Item 9: Consider Generator Expressions for Large Comprehensions¶

List comprehension works well for small lists but large inputs could crash your program due to memory use
Example: reading a file and returning the number of characters on each line

In [73]:

value = [len(x) for x in open('data/i9_file.txt')]
print(value)

[21, 6, 15, 16, 20]

Generator expressions don't materialize the whole input sequence when run, it uses an iterator to yeild values as they're called
Generators are created by puting list-comprehension in between () characters

In [74]:

it = (len(x) for x in open('data/i9_file.txt'))
print(it)

<generator object <genexpr> at 0x0000017B4729FD00>

In [75]:

print(next(it))

In [76]:

roots = ((x,x**0.5) for x in it)
print(next(roots))

(6, 2.449489742783178)

Chaining generators like this runs quickly in Python.
Useful for large stream of input generators are the best tool
Iterators are stateful and you need to be careful to only read once

Item 10: Prefer `enumerate` over `range`¶

range is useful for loops over a set of integers
Not so much for lists

In [77]:

#random_bits = 0
#for i in range(64):
#    if randint(0, 1):
#        random_bits |= 1 << i

In [78]:

flavor_list = ['vanilla', 'chocolate', 'pecan', 'strawberry']
for flavor in flavor_list:
    print('%s is delicious' % flavor)

vanilla is delicious
chocolate is delicious
pecan is delicious
strawberry is delicious

In [79]:

#Clumsy
for i in range(len(flavor_list)):
    flavor = flavor_list[i]
    print('%d: %s' % (i + 1, flavor))

1: vanilla
2: chocolate
3: pecan
4: strawberry

In [80]:

# Much better 
for i, flavor in enumerate(flavor_list):
    print('%d: %s' % (i + 1, flavor))

1: vanilla
2: chocolate
3: pecan
4: strawberry

You can even specify the number at which enumerate starts!
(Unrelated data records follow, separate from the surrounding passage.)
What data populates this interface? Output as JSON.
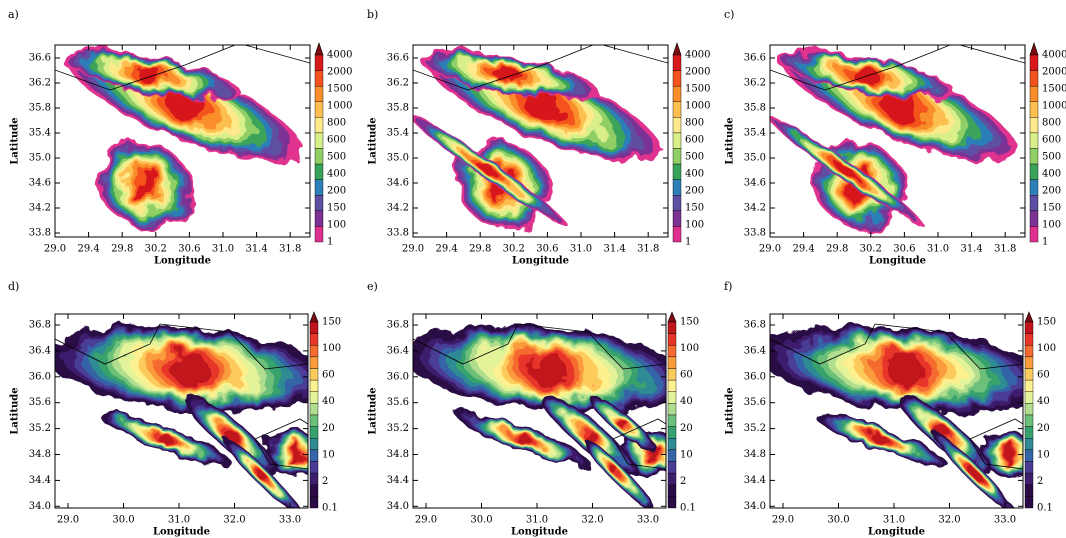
{
  "panels": [
    {
      "label": "a)"
    },
    {
      "label": "b)"
    },
    {
      "label": "c)"
    },
    {
      "label": "d)"
    },
    {
      "label": "e)"
    },
    {
      "label": "f)"
    }
  ],
  "top_axes": {
    "xlabel": "Longitude",
    "ylabel": "Latitude",
    "xticks": [
      "29.0",
      "29.4",
      "29.8",
      "30.2",
      "30.6",
      "31.0",
      "31.4",
      "31.8"
    ],
    "yticks": [
      "36.6",
      "36.2",
      "35.8",
      "35.4",
      "35.0",
      "34.6",
      "34.2",
      "33.8"
    ],
    "colorbar": [
      "4000",
      "2000",
      "1500",
      "1000",
      "800",
      "600",
      "500",
      "400",
      "200",
      "150",
      "100",
      "1"
    ]
  },
  "bottom_axes": {
    "xlabel": "Longitude",
    "ylabel": "Latitude",
    "xticks": [
      "29.0",
      "30.0",
      "31.0",
      "32.0",
      "33.0"
    ],
    "yticks": [
      "36.8",
      "36.4",
      "36.0",
      "35.6",
      "35.2",
      "34.8",
      "34.4",
      "34.0"
    ],
    "colorbar": [
      "150",
      "100",
      "60",
      "40",
      "20",
      "10",
      "2",
      "0.1"
    ]
  }
}
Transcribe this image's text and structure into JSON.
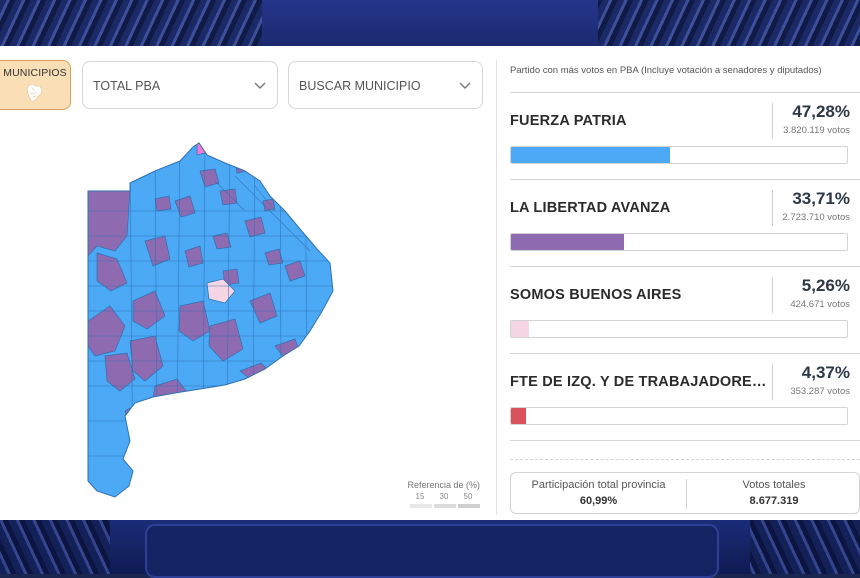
{
  "controls": {
    "municipios_label": "MUNICIPIOS",
    "region_select_value": "TOTAL PBA",
    "municipio_search_placeholder": "BUSCAR MUNICIPIO"
  },
  "legend": {
    "title": "Referencia de (%)",
    "ticks": [
      "15",
      "30",
      "50"
    ]
  },
  "results": {
    "subtitle": "Partido con más votos en PBA (Incluye votación a senadores y diputados)",
    "parties": [
      {
        "name": "FUERZA PATRIA",
        "pct": "47,28%",
        "votes": "3.820.119 votos",
        "share": 0.4728,
        "color": "#4ba9f5"
      },
      {
        "name": "LA LIBERTAD AVANZA",
        "pct": "33,71%",
        "votes": "2.723.710 votos",
        "share": 0.3371,
        "color": "#8e6bb1"
      },
      {
        "name": "SOMOS BUENOS AIRES",
        "pct": "5,26%",
        "votes": "424.671 votos",
        "share": 0.0526,
        "color": "#f6d6e4"
      },
      {
        "name": "FTE DE IZQ. Y DE TRABAJADORE…",
        "pct": "4,37%",
        "votes": "353.287 votos",
        "share": 0.0437,
        "color": "#d9535a"
      }
    ]
  },
  "summary": {
    "participation_label": "Participación total provincia",
    "participation_value": "60,99%",
    "total_votes_label": "Votos totales",
    "total_votes_value": "8.677.319"
  },
  "map_colors": {
    "fuerza_patria": "#4ba9f5",
    "libertad_avanza": "#8e6bb1",
    "somos_buenos_aires": "#f6d6e4",
    "other": "#f07ad6",
    "border": "#2f6fb0"
  }
}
Notice the second enumerate argument

In [81]:

for i, flavor in enumerate(flavor_list, 1):
    print('%d: %s' % (i, flavor))

1: vanilla
2: chocolate
3: pecan
4: strawberry

Item 11: Use `zip` to Process Iterators in Parallel¶

In [82]:

names = ['Cecilia', 'Lise', 'Marie']
letters = [len(n) for n in names]

In [83]:

# Start code
longest_name = None
max_letters = 0
for i in range(len(names)):
    count = letters[i]
    if count > max_letters:
        longest_name = names[i]
        max_letters = count
print(longest_name)

Cecilia

In [84]:

# Better
for i, name in enumerate(names):
    count = letters[i]
    if count > max_letters:
        longest_name = name
        max_letters = count
print(longest_name)

Cecilia

In [85]:

# Best
for name, count in zip(names, letters):
    if count > max_letters:
        longest_name = name
        max_letters = count
print(longest_name)

Cecilia

Zip stops when the first iterator is exhausted, be careful
Zip is a lazy generator producing a tupple
Use zip_longest from itertools to iterate over multiple iterators regardless of length

Item 12: Avoid else Blocks After for and while Loops¶

Python loops allow for else blocks after loops (while and for)
else only runs if the loop body did not encounter a break statement
Confusing, don't use

In [86]:

for x in []:
    print('Never runs')
else:
    print('For Else block!')

For Else block!

Item 13: Take Advantage of Each Block in `try`/`except`/`else`/`finally`¶

try/finally allows for you to run cleanup code regardless of exceptions raised in try block
else helps minimize the amout of code in try and distinguishes success case from try/except block
else can be used to perform additional actions after successful try block but before cleanup in finally

In [87]:

UNDEFINED = object()
def divide_json(path):
    handle = open(path, 'r+') # May raise IOError
    try:
        data = handle.read() # May raise UnicodeDecodeError
        op = json.loads(data) # May raise ValueError
        value = (
        op['numerator'] /
        op['denominator']) # May raise ZeroDivisionError
    except ZeroDivisionError as e:
        return UNDEFINED
    else:
        op['result'] = value
        result = json.dumps(op)
        handle.seek(0)
        handle.write(result) # May raise IOError
        return value
    finally:
        handle.close() # Always runs

In [ ]: